His head was pulsing with pain and his mouth was rasping dry one morning when the owner brought a party of ladies and gentlemen to look at his mares and foals. The women were of the sort that were not often seen by Hugh, for they were pretty, crinolined visions with frilled parasols held coquettishly over straw bonnets. Ribbons floated from their hats and their sleeves so that they looked like a collection of china dolls. The convicts in the stableyard gaped at them in open admiration but as far as the women were concerned, they did not exist. Convicts were commonplace sights, like stray dogs, and less highly regarded.
Hugh led out the best mare, an elegant chestnut, who came trotting along the path at the end of the halter rope with her foal at her side. He stroked her muzzle gently and told her to stand still while the party crowded round her making cooing sounds of delight. The foal, tempted by the delicious smell of women’s perfume, stuck its head forward and its mother shivered in apprehension, turning her head to watch what her precious child was doing. Hugh put up a hand and rubbed her ears confidingly.
‘It’
s all right lass,’ he told her. ‘Nobody’ll hurt your bairnie.’
The mare trusted him and calmed herself again while the foal raised its soft lips and nuzzled a piece of sugar from one girl’s hands. Hugh felt the girl’s eyes on him as he stood with the mare resting her head confidingly against him.
‘She seems to like your groom,’ said the pretty girl with a dimpling smile at the proud stud owner.
‘Oh, all the horses like Kennedy. He’s got a way with him. He’s a gypsy, you see,’ he explained to the gathering as if Hugh were deaf.
‘A gypsy!’ The women shivered in apprehension and looked at Hugh with new interest. Now that he had a good job and was being fed regularly, he had regained his stature and his strength. In spite of his drinking, he was an imposing man with his straight back and his silver-streaked hair. The intense animal attraction he had for women as well as horses was still with him.
The pretty girl came forward and asked him, ‘Can I stroke the mare, please?’
‘Put your parasol down then,’ said Hugh gruffly. ‘You’ll scare her if you don’t.’
The girl flushed slightly and lowered the pale pink parasol. When she did so, he could see her more clearly and as he cast his eyes over her, he saw that there was a wreath of white satin roses twined along the brim of her hat.

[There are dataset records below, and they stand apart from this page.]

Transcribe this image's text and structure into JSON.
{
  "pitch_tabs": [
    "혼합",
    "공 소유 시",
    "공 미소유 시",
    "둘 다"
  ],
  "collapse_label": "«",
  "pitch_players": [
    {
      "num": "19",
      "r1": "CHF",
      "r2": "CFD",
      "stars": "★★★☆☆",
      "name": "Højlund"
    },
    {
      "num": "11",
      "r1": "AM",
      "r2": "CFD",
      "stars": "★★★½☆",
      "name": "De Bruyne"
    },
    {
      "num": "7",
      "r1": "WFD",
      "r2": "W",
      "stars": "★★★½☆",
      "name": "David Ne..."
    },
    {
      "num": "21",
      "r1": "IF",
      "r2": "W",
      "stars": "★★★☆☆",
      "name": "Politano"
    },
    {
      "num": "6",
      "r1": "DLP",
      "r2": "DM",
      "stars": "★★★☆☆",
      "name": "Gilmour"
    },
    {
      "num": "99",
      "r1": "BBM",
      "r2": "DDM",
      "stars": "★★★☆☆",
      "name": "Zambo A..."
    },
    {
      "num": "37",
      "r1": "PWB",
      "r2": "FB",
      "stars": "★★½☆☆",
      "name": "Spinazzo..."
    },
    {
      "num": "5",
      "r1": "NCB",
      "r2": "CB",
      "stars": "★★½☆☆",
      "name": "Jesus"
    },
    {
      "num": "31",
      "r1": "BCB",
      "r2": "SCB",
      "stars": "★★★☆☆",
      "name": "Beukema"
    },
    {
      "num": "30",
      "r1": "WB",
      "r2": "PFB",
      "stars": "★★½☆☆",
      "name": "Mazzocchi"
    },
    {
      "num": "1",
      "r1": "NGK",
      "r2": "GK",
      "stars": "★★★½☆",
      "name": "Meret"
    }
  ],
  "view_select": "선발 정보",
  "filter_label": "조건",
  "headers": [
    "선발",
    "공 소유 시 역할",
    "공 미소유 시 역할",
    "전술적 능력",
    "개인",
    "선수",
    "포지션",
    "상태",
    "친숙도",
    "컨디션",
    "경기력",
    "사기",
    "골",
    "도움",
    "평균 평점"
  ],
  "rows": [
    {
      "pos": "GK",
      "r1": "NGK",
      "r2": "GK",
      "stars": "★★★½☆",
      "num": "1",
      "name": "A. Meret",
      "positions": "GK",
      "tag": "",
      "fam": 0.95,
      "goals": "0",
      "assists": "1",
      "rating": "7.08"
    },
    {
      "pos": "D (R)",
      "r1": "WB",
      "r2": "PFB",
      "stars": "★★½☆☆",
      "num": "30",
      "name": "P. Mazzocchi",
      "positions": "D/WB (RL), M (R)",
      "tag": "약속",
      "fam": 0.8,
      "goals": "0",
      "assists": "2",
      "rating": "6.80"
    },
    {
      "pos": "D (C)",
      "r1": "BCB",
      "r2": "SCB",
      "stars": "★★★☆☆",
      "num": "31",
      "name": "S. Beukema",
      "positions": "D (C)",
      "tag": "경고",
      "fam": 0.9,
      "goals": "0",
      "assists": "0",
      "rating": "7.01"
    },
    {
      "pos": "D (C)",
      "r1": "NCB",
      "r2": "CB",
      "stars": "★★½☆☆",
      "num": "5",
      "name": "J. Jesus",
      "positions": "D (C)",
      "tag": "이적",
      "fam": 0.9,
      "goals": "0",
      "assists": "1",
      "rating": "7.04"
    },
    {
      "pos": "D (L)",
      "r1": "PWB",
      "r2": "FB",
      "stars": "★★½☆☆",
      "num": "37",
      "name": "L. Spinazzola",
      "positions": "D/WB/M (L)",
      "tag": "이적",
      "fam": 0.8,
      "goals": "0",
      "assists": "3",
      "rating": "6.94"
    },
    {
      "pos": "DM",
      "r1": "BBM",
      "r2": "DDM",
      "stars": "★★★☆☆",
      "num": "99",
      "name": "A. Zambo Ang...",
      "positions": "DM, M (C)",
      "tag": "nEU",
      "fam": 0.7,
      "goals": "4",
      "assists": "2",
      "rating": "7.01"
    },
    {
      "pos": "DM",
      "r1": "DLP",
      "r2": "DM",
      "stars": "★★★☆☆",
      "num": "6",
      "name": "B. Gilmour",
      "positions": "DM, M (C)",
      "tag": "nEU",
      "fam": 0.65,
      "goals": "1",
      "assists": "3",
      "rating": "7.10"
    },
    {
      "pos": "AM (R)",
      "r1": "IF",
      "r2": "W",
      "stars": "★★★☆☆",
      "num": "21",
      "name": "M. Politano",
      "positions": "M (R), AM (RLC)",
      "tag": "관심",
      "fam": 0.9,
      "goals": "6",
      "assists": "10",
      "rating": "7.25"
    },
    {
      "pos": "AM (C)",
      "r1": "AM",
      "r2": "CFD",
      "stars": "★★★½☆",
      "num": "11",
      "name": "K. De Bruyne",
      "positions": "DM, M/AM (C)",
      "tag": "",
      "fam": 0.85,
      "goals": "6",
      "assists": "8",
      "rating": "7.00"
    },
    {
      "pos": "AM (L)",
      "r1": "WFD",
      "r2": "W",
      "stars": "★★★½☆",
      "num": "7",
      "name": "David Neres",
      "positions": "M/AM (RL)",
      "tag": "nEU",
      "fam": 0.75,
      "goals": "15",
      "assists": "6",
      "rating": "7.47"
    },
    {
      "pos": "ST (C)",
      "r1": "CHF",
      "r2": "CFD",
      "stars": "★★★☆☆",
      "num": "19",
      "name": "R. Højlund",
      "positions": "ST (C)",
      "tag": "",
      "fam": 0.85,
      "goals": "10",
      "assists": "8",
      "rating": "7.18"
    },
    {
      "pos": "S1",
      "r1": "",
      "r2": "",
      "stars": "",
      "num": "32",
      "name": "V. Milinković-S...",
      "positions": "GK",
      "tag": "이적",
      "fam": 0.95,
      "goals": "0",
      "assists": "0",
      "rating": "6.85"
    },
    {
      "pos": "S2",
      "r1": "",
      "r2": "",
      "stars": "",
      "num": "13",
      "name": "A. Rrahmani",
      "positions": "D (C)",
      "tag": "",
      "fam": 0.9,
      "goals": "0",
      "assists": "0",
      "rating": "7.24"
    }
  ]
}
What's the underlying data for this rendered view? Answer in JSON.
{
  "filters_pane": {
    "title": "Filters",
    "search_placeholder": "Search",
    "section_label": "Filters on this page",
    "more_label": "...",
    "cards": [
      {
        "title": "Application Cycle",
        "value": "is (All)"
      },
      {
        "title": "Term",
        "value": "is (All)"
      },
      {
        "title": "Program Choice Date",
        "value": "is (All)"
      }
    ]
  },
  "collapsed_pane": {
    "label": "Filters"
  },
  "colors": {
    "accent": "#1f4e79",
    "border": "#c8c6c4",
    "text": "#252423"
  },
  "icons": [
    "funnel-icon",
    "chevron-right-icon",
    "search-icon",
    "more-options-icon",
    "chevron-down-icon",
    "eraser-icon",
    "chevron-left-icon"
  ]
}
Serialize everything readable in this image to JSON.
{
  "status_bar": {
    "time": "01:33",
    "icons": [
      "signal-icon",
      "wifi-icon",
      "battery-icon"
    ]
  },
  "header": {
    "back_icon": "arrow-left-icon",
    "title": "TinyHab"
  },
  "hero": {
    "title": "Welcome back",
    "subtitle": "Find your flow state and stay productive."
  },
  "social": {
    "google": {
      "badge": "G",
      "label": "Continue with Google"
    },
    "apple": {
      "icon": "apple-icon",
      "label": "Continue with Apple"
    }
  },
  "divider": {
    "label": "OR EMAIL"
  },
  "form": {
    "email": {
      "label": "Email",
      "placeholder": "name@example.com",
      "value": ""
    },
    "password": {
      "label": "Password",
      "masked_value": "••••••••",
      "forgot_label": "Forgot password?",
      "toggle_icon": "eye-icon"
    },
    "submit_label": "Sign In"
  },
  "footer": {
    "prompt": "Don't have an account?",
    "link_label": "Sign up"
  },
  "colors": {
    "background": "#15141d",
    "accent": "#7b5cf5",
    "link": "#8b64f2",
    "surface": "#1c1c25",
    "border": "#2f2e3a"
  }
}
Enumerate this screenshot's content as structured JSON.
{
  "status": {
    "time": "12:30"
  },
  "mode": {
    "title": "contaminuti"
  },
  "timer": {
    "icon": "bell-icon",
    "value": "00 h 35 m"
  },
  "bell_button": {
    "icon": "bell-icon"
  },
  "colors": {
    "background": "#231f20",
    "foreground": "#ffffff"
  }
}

Lovely white satin roses, as full flowered as if they had just been picked from the bush on a hot summer’s day. Their petals were tightly curled one over the other and the white leaves gently cradled the flowers like loving hands. He staggered slightly as a terrible pain hit him like a fist thrust into his gut. Aylie, oh, Aylie! He’d given Aylie a sprig of roses just like those on their wedding day in Coldstream. Now he knew why he had to leave Australia, he had to go back to Aylie!